Thursday, November 10, 2005

More about whether “happiness is really that achievable”

Blogger Greensmile asked me for evidence of my “lot of empirical research” claim in this post that we really can’t do too much changing of our own “emotional thermostats.”

I posted two responses in the comments myself, but the third had too many weblinks to be accepted. That's fine; a longer update on the main page is probably good anyway.

Short answer: I am talking about evolutionary psychology and its cousin focusing on human differences, behavioral genetics. Not meaning to stereotype, but many progressives (though not this one) look at ev psych with at least mock if not real horror.

Now, I take a fair amount of a, say, Steve Pinker with a grain of salt. I do that with basically anything Randy Tannehill says. But someone like a Matthew Ridley points out what is the "baby" of a reasonable evolutionary psychology after you throw out the bathwater.

Point is, if, to use crude shorthand and a hand-drawn syllogism, if:
A. The mind is the brain
B. Evolution is a scientifically demostrated theoy, then
C. Ergo, some version of ev psych must be true.

Now, on to the details of those links.

First, I’ve blogged about the difference between evolutionary psychology and Evolutionary Psychology.

Second, here’s some clear evidence of internal physiological constraint on emotional tendencies — this constraint being genetic. MAOA gene correlates with strong tendency to antisocial behavior.

Third, not all emotional “locking in” of an internal emotional thermostat is genetic. Though.. For example, look at the effects of brain trauma on psychopathy.

Fourth, Orwell aside, let’s remember that some identical twins are more identical than others. Nature and the womb environment can reinforce each other.

Let me get more explicit with this emotional thermostat metaphor.

Your home or office thermostat, if set at, for example, 70 degrees, will kick in between 68 and 72. So, that thermostat is not locked on a single point. But yours may be set at 70 and mine at 68. So, I run “cooler,” which in this case would be leaning toward the pessimistic rather than optimistic view of life. Where’s the “center point”? That’s subjective. My “realism” may be your “pessimism.”

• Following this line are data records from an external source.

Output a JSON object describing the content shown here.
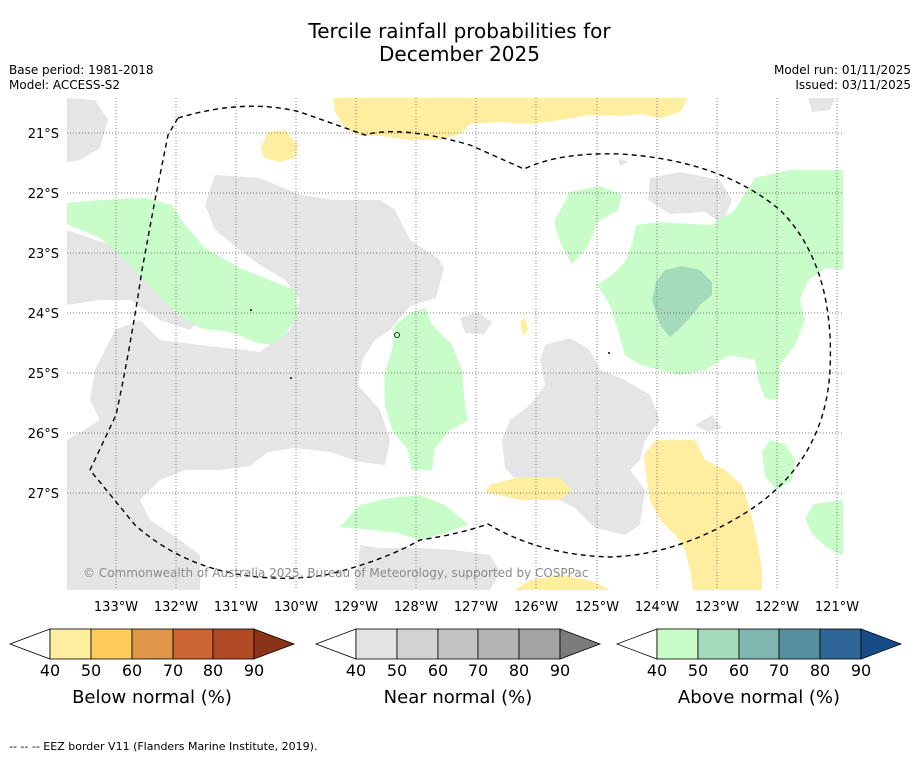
{
  "title_line1": "Tercile rainfall probabilities for",
  "title_line2": "December 2025",
  "base_period": "Base period: 1981-2018",
  "model": "Model: ACCESS-S2",
  "model_run": "Model run: 01/11/2025",
  "issued": "Issued: 03/11/2025",
  "copyright": "© Commonwealth of Australia 2025, Bureau of Meteorology, supported by COSPPac",
  "footer": "--  --  -- EEZ border V11 (Flanders Marine Institute, 2019).",
  "lat_labels": [
    "21°S",
    "22°S",
    "23°S",
    "24°S",
    "25°S",
    "26°S",
    "27°S"
  ],
  "lon_labels": [
    "133°W",
    "132°W",
    "131°W",
    "130°W",
    "129°W",
    "128°W",
    "127°W",
    "126°W",
    "125°W",
    "124°W",
    "123°W",
    "122°W",
    "121°W"
  ],
  "colorbars": [
    {
      "title": "Below normal (%)",
      "ticks": [
        "40",
        "50",
        "60",
        "70",
        "80",
        "90"
      ],
      "colors": [
        "#ffeda0",
        "#fecc5c",
        "#e0964a",
        "#cc6433",
        "#b04a24"
      ],
      "extend_color": "#8b3318"
    },
    {
      "title": "Near normal (%)",
      "ticks": [
        "40",
        "50",
        "60",
        "70",
        "80",
        "90"
      ],
      "colors": [
        "#e3e3e3",
        "#d2d2d2",
        "#c3c3c3",
        "#b4b4b4",
        "#a3a3a3"
      ],
      "extend_color": "#7c7c7c"
    },
    {
      "title": "Above normal (%)",
      "ticks": [
        "40",
        "50",
        "60",
        "70",
        "80",
        "90"
      ],
      "colors": [
        "#c8fcc8",
        "#a5dabb",
        "#7fb6af",
        "#5690a0",
        "#2f6597"
      ],
      "extend_color": "#164c87"
    }
  ]
}
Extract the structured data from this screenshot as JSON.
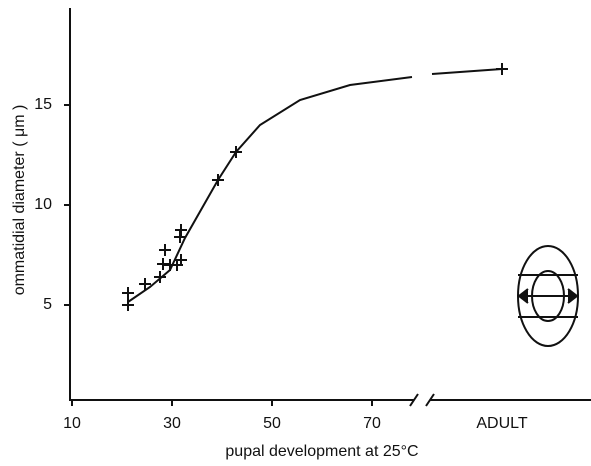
{
  "chart_data": {
    "type": "line",
    "x_label": "pupal development at 25°C",
    "y_label": "ommatidial diameter ( μm )",
    "xlim": [
      10,
      80
    ],
    "ylim": [
      0.25,
      19.75
    ],
    "xticks": [
      10,
      30,
      50,
      70
    ],
    "yticks": [
      5,
      10,
      15
    ],
    "points": {
      "x": [
        21.2,
        21.2,
        24.6,
        27.6,
        28.2,
        28.6,
        29.6,
        31,
        31.8,
        31.6,
        31.8,
        39.2,
        42.8
      ],
      "y": [
        5.6,
        5.0,
        6.05,
        6.4,
        7.05,
        7.75,
        7.0,
        7.0,
        7.25,
        8.4,
        8.75,
        11.25,
        12.65
      ]
    },
    "curve": {
      "x": [
        21.2,
        25.6,
        29.6,
        32.6,
        39.2,
        42.8,
        47.6,
        55.6,
        65.6,
        78
      ],
      "y": [
        5.15,
        5.9,
        6.75,
        8.35,
        11.25,
        12.65,
        14.0,
        15.25,
        16.0,
        16.4
      ]
    },
    "adult": {
      "label": "ADULT",
      "value": 16.8
    },
    "color": "#111111"
  }
}
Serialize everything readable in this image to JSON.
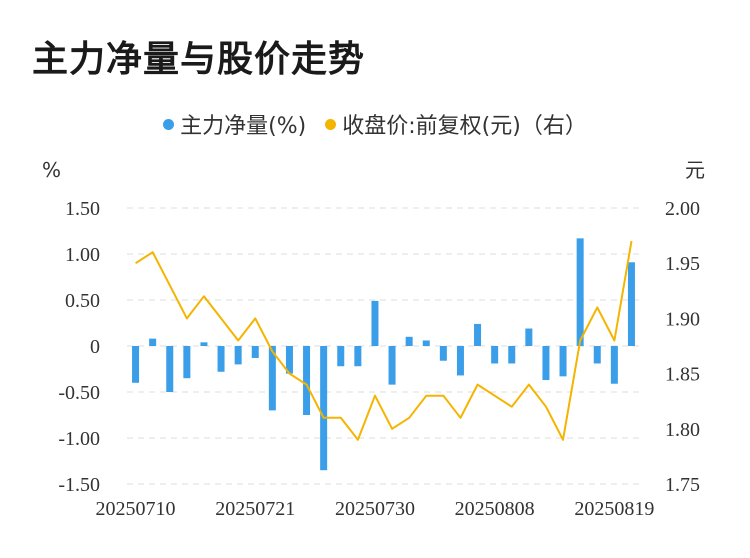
{
  "title": "主力净量与股价走势",
  "legend": {
    "series1": "主力净量(%)",
    "series2": "收盘价:前复权(元)（右）"
  },
  "colors": {
    "bar": "#3a9ee8",
    "line": "#f5b400",
    "grid": "#dddddd"
  },
  "chart_data": {
    "type": "bar+line",
    "title": "主力净量与股价走势",
    "left_axis": {
      "unit": "%",
      "range": [
        -1.5,
        1.5
      ],
      "ticks": [
        "1.50",
        "1.00",
        "0.50",
        "0",
        "-0.50",
        "-1.00",
        "-1.50"
      ],
      "tick_values": [
        1.5,
        1.0,
        0.5,
        0,
        -0.5,
        -1.0,
        -1.5
      ]
    },
    "right_axis": {
      "unit": "元",
      "range": [
        1.75,
        2.0
      ],
      "ticks": [
        "2.00",
        "1.95",
        "1.90",
        "1.85",
        "1.80",
        "1.75"
      ],
      "tick_values": [
        2.0,
        1.95,
        1.9,
        1.85,
        1.8,
        1.75
      ]
    },
    "x_tick_labels": [
      {
        "label": "20250710",
        "index": 0
      },
      {
        "label": "20250721",
        "index": 7
      },
      {
        "label": "20250730",
        "index": 14
      },
      {
        "label": "20250808",
        "index": 21
      },
      {
        "label": "20250819",
        "index": 28
      }
    ],
    "series": [
      {
        "name": "主力净量(%)",
        "type": "bar",
        "axis": "left",
        "values": [
          -0.4,
          0.08,
          -0.5,
          -0.35,
          0.04,
          -0.28,
          -0.2,
          -0.13,
          -0.7,
          -0.3,
          -0.75,
          -1.35,
          -0.22,
          -0.22,
          0.49,
          -0.42,
          0.1,
          0.06,
          -0.16,
          -0.32,
          0.24,
          -0.19,
          -0.19,
          0.19,
          -0.37,
          -0.33,
          1.17,
          -0.19,
          -0.41,
          0.91
        ]
      },
      {
        "name": "收盘价:前复权(元)（右）",
        "type": "line",
        "axis": "right",
        "values": [
          1.95,
          1.96,
          1.93,
          1.9,
          1.92,
          1.9,
          1.88,
          1.9,
          1.87,
          1.85,
          1.84,
          1.81,
          1.81,
          1.79,
          1.83,
          1.8,
          1.81,
          1.83,
          1.83,
          1.81,
          1.84,
          1.83,
          1.82,
          1.84,
          1.82,
          1.79,
          1.88,
          1.91,
          1.88,
          1.97
        ]
      }
    ]
  }
}
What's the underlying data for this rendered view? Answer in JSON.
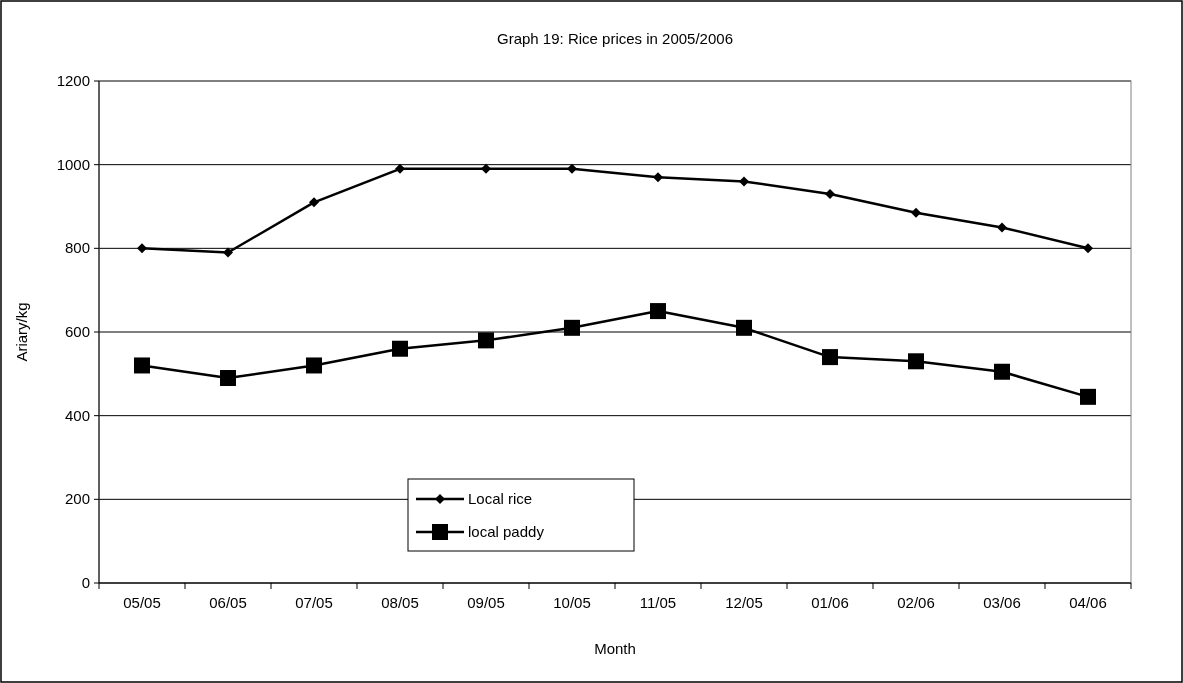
{
  "chart_data": {
    "type": "line",
    "title": "Graph 19: Rice prices in 2005/2006",
    "xlabel": "Month",
    "ylabel": "Ariary/kg",
    "categories": [
      "05/05",
      "06/05",
      "07/05",
      "08/05",
      "09/05",
      "10/05",
      "11/05",
      "12/05",
      "01/06",
      "02/06",
      "03/06",
      "04/06"
    ],
    "series": [
      {
        "name": "Local rice",
        "color": "#000000",
        "marker": "diamond",
        "values": [
          800,
          790,
          910,
          990,
          990,
          990,
          970,
          960,
          930,
          885,
          850,
          800
        ]
      },
      {
        "name": "local paddy",
        "color": "#000000",
        "marker": "square",
        "values": [
          520,
          490,
          520,
          560,
          580,
          610,
          650,
          610,
          540,
          530,
          505,
          445
        ]
      }
    ],
    "ylim": [
      0,
      1200
    ],
    "yticks": [
      0,
      200,
      400,
      600,
      800,
      1000,
      1200
    ],
    "grid": "y",
    "legend": "bottom",
    "line_style": "solid"
  }
}
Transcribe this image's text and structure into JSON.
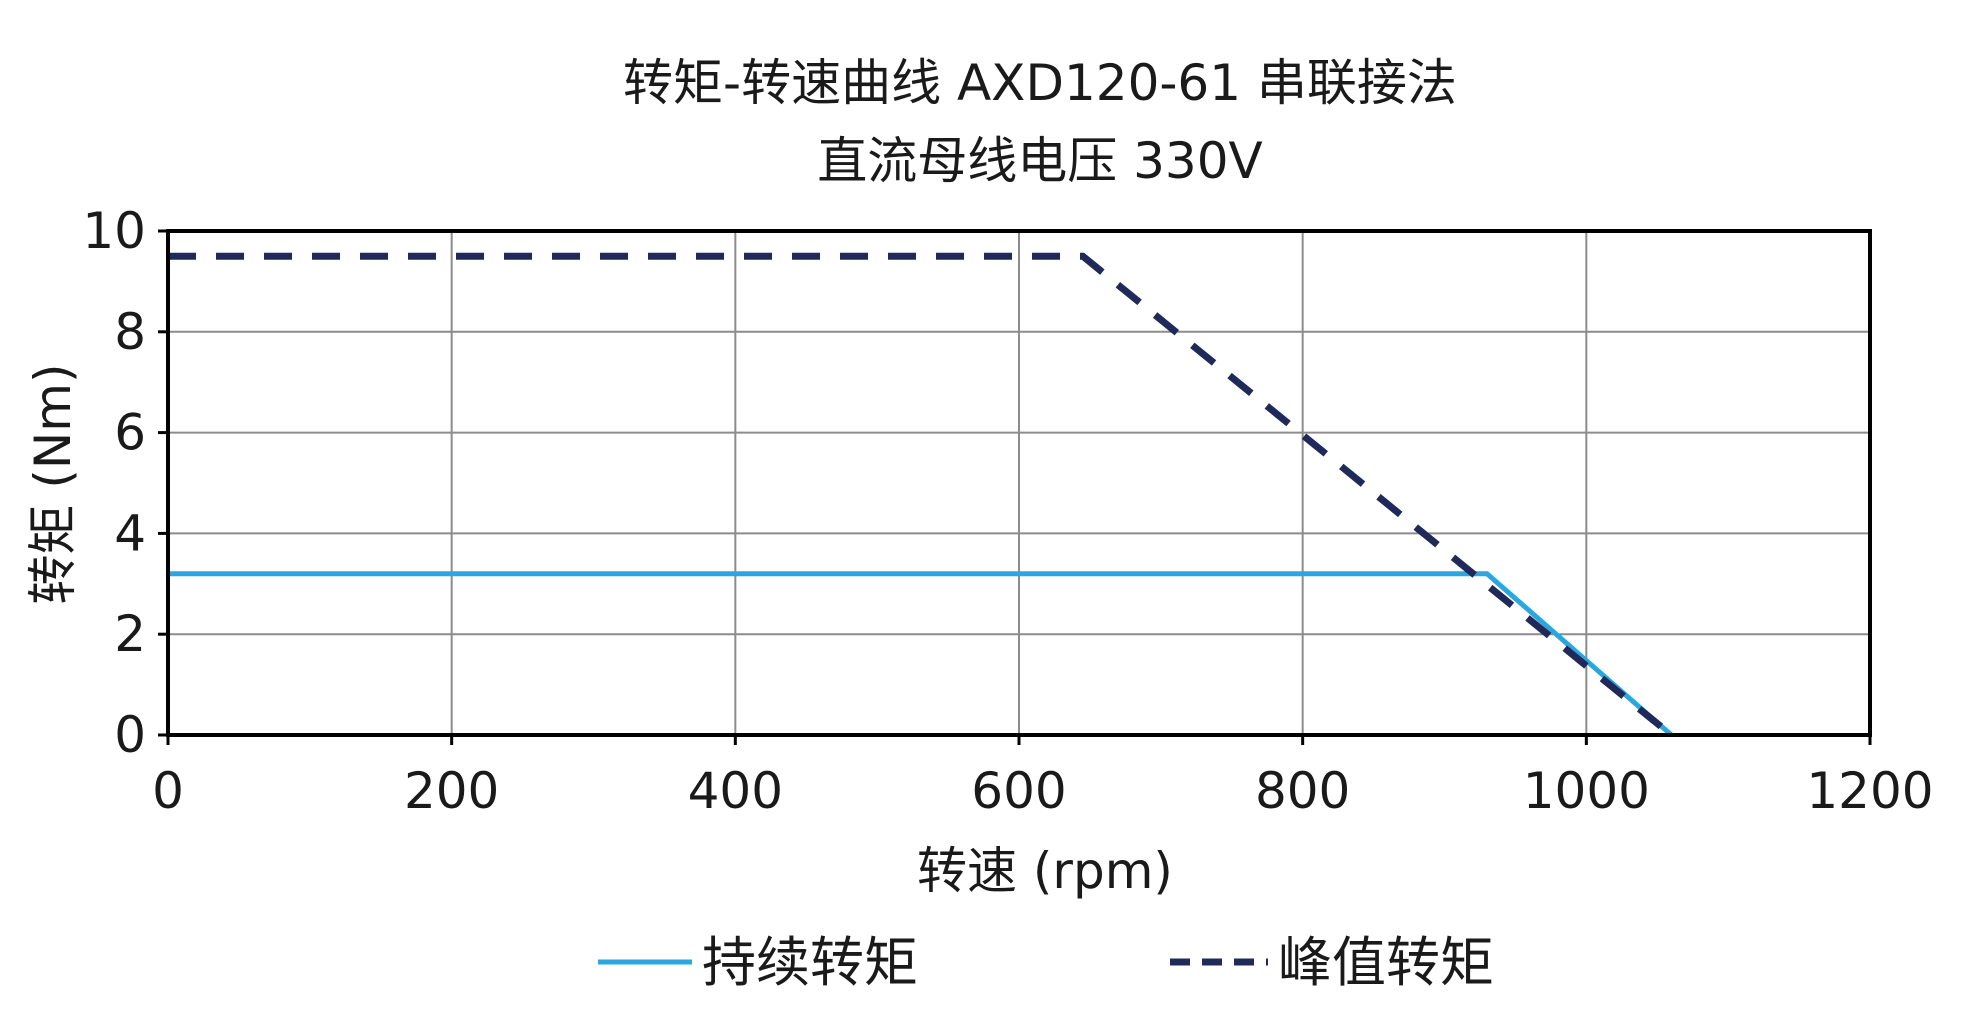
{
  "chart_data": {
    "type": "line",
    "title": "转矩-转速曲线 AXD120-61 串联接法",
    "subtitle": "直流母线电压 330V",
    "xlabel": "转速 (rpm)",
    "ylabel": "转矩 (Nm)",
    "xlim": [
      0,
      1200
    ],
    "ylim": [
      0,
      10
    ],
    "xticks": [
      "0",
      "200",
      "400",
      "600",
      "800",
      "1000",
      "1200"
    ],
    "yticks": [
      "0",
      "2",
      "4",
      "6",
      "8",
      "10"
    ],
    "grid": true,
    "legend_position": "bottom",
    "series": [
      {
        "name": "持续转矩",
        "style": "solid",
        "color": "#2aa7df",
        "x": [
          0,
          930,
          1060
        ],
        "y": [
          3.2,
          3.2,
          0
        ]
      },
      {
        "name": "峰值转矩",
        "style": "dashed",
        "color": "#1f2a5a",
        "x": [
          0,
          645,
          1060
        ],
        "y": [
          9.5,
          9.5,
          0
        ]
      }
    ]
  }
}
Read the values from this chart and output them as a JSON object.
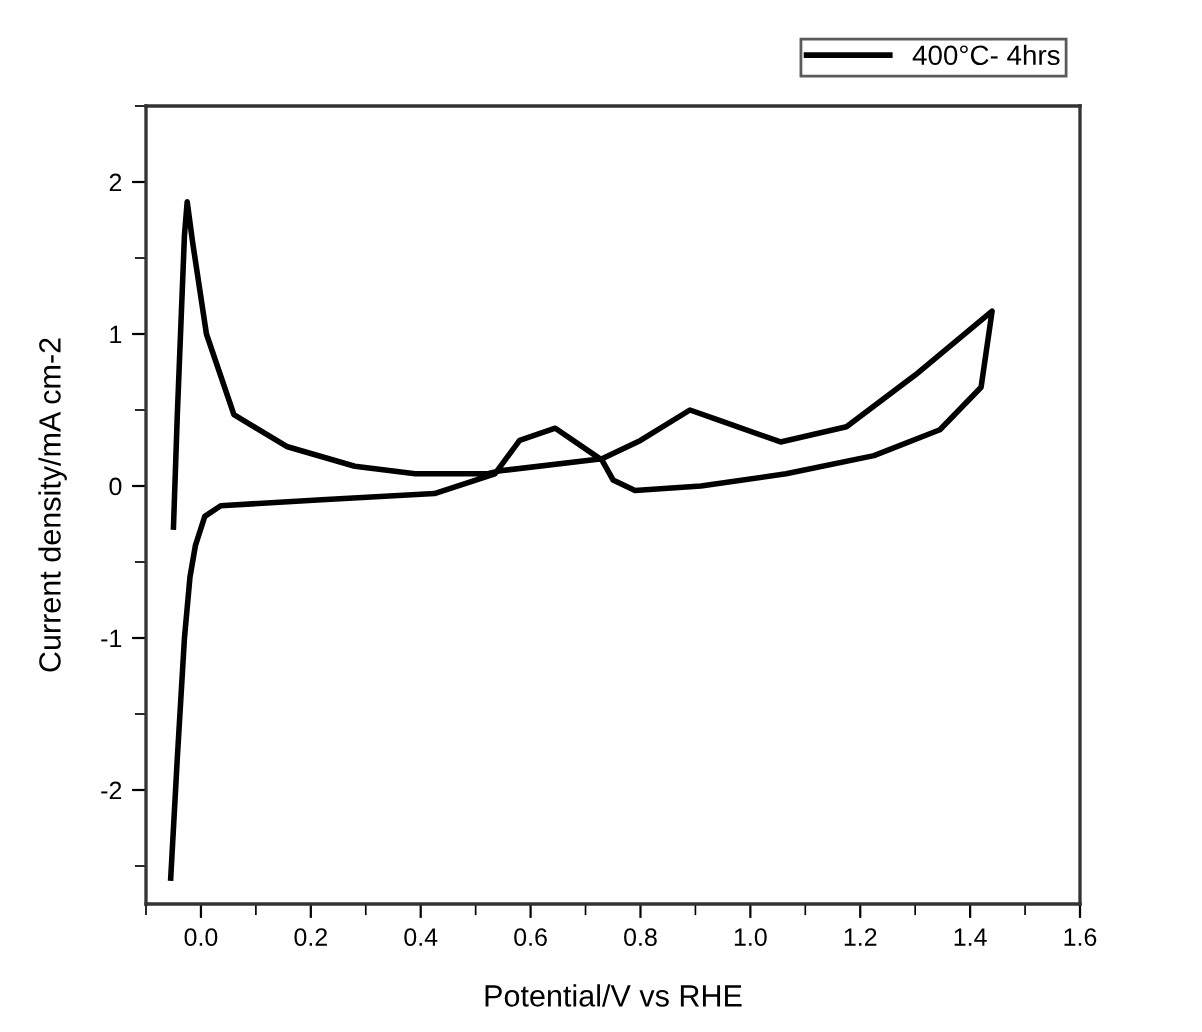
{
  "chart_data": {
    "type": "line",
    "xlabel": "Potential/V vs RHE",
    "ylabel": "Current density/mA cm-2",
    "xlim": [
      -0.1,
      1.6
    ],
    "xticks": [
      {
        "value": 0,
        "label": "0.0"
      },
      0.2,
      0.4,
      0.6,
      0.8,
      {
        "value": 1,
        "label": "1.0"
      },
      1.2,
      1.4,
      1.6
    ],
    "ylim": [
      -2.75,
      2.5
    ],
    "yticks": [
      -2,
      -1,
      0,
      1,
      2
    ],
    "grid": false,
    "legend": "top right",
    "marker": "none",
    "line_style": "solid",
    "series": [
      {
        "name": "400°C- 4hrs",
        "color": "#000000",
        "x": [
          -0.05,
          -0.043,
          -0.03,
          -0.025,
          -0.015,
          0.01,
          0.06,
          0.156,
          0.28,
          0.39,
          0.52,
          0.545,
          0.73,
          0.8,
          0.89,
          0.945,
          1.055,
          1.175,
          1.3,
          1.44,
          1.42,
          1.345,
          1.225,
          1.065,
          0.91,
          0.79,
          0.75,
          0.73,
          0.645,
          0.58,
          0.535,
          0.425,
          0.22,
          0.036,
          0.007,
          -0.01,
          -0.02,
          -0.03,
          -0.043,
          -0.055
        ],
        "values": [
          -0.27,
          0.47,
          1.65,
          1.87,
          1.6,
          1.0,
          0.47,
          0.26,
          0.13,
          0.08,
          0.08,
          0.1,
          0.18,
          0.3,
          0.5,
          0.43,
          0.29,
          0.39,
          0.73,
          1.15,
          0.65,
          0.37,
          0.2,
          0.08,
          0.0,
          -0.03,
          0.04,
          0.17,
          0.38,
          0.3,
          0.08,
          -0.05,
          -0.09,
          -0.13,
          -0.2,
          -0.39,
          -0.6,
          -1.0,
          -1.79,
          -2.58
        ]
      }
    ]
  }
}
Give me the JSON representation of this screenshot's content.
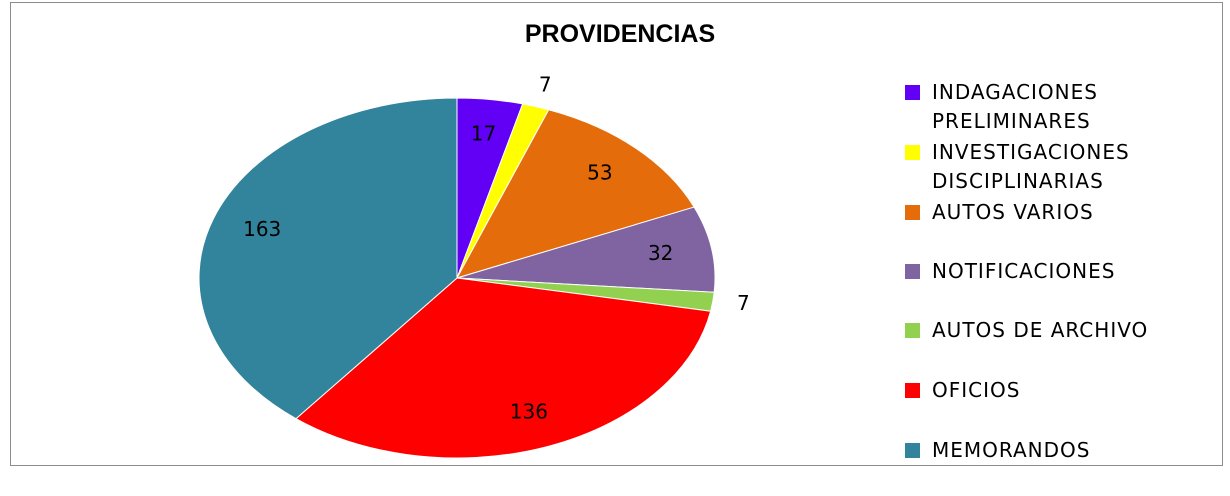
{
  "chart_data": {
    "type": "pie",
    "title": "PROVIDENCIAS",
    "categories": [
      "INDAGACIONES PRELIMINARES",
      "INVESTIGACIONES DISCIPLINARIAS",
      "AUTOS VARIOS",
      "NOTIFICACIONES",
      "AUTOS DE ARCHIVO",
      "OFICIOS",
      "MEMORANDOS"
    ],
    "values": [
      17,
      7,
      53,
      32,
      7,
      136,
      163
    ],
    "colors": [
      "#6200f5",
      "#ffff00",
      "#e46c0a",
      "#8064a2",
      "#92d050",
      "#ff0000",
      "#31849b"
    ],
    "legend": "right"
  }
}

Or, we may be both set at 70, but mine comes on between 68 and 72 and yours runs from 65 to 75. In other words, you are more emotional. I am talking here about whether you have a certain emotionaltiy and not whether you express the emotion outwardly or keep it constrained. That may be related, but it is not exactly the same thing.

Here, the question is, in medical terms, what’s “normal” and what’s “bipolar”? I have no problem with admitting the definitions are socially driven, while still saying the actual behavior is more inwardly driven.